In order to extend the Crenshaw Line as planned, some businesses may need to relocate and some buildings may be demolished. To assist with work of this sort, ANSI member and accredited standards developer the Acoustical Society of America (ASA) has developed an ANS - ANSI S12.17-1996 (R2006), Impulse Sound Propagation for Environmental Noise Assessment - that helps measure blast noises related to demolition and similar activities.
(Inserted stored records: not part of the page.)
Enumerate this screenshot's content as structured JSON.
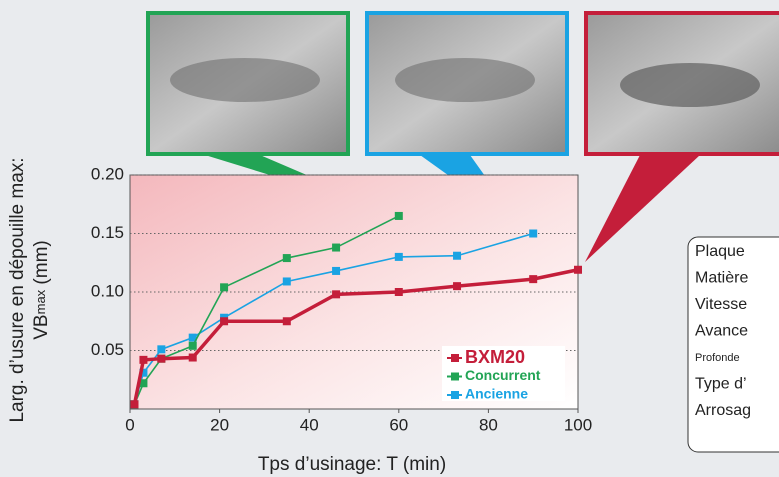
{
  "chart_data": {
    "type": "line",
    "xlabel": "Tps d’usinage: T (min)",
    "ylabel": "Larg. d’usure en dépouille max:",
    "ylabel2": [
      "VB",
      "max",
      " (mm)"
    ],
    "xlim": [
      0,
      100
    ],
    "xticks": [
      0,
      20,
      40,
      60,
      80,
      100
    ],
    "ylim": [
      0,
      0.2
    ],
    "yticks": [
      0.05,
      {
        "value": 0.1,
        "label": "0.10"
      },
      0.15,
      {
        "value": 0.2,
        "label": "0.20"
      }
    ],
    "grid": true,
    "legend": "lower right",
    "series": [
      {
        "name": "BXM20",
        "color": "#c41e3a",
        "x": [
          1,
          3,
          7,
          14,
          21,
          35,
          46,
          60,
          73,
          90,
          100
        ],
        "values": [
          0.004,
          0.042,
          0.043,
          0.044,
          0.075,
          0.075,
          0.098,
          0.1,
          0.105,
          0.111,
          0.119
        ]
      },
      {
        "name": "Concurrent",
        "color": "#22a455",
        "x": [
          1,
          3,
          7,
          14,
          21,
          35,
          46,
          60
        ],
        "values": [
          0.004,
          0.022,
          0.043,
          0.054,
          0.104,
          0.129,
          0.138,
          0.165
        ]
      },
      {
        "name": "Ancienne",
        "color": "#1aa3e3",
        "x": [
          1,
          3,
          7,
          14,
          21,
          35,
          46,
          60,
          73,
          90
        ],
        "values": [
          0.004,
          0.031,
          0.051,
          0.061,
          0.078,
          0.109,
          0.118,
          0.13,
          0.131,
          0.15
        ]
      }
    ],
    "info_box": [
      "Plaque",
      "Matière",
      "Vitesse",
      "Avance",
      "Profonde",
      "Type d’",
      "Arrosag"
    ]
  }
}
For years local residents have complained about the lack of connectivity between LAX and the LACMTA's existing Green Line. As part of the Crenshaw Line construction, the Green Line will be extended one stop to access the Crenshaw Line's Aviation/Century station, which is scheduled to have direct access to an automated people mover transporting passengers and workers to LAX via an elevated guideway. IEC 62267 Ed. 1.0 b:2009, Railway applications - Automated urban guided transport (AUGT) - Safety requirements, provides high-level safety requirements associated with driverless urban transport systems, like the proposed LAX people-mover. The standard covers safety requirements associated with the lack of a driver, as well as requirements related to attendant staff. The standard was developed by International Electrotechnical Commission (IEC) TC 9, Electrical equipment and systems for railways. ANSI member and accredited standards developer IEEE's Standards Association serves as the United States National Committee (USNC)-approved TAG Administrator for IEC TC 9.
Despite its international reputation as a city obsessed with cars, Los Angeles has built the beginnings of a world-class rail network over the past 25 years. And with projects like the Crenshaw Line and the assistance provided by voluntary consensus standards, the city looks to be on the verge of a fundamental change in the way its residents get around.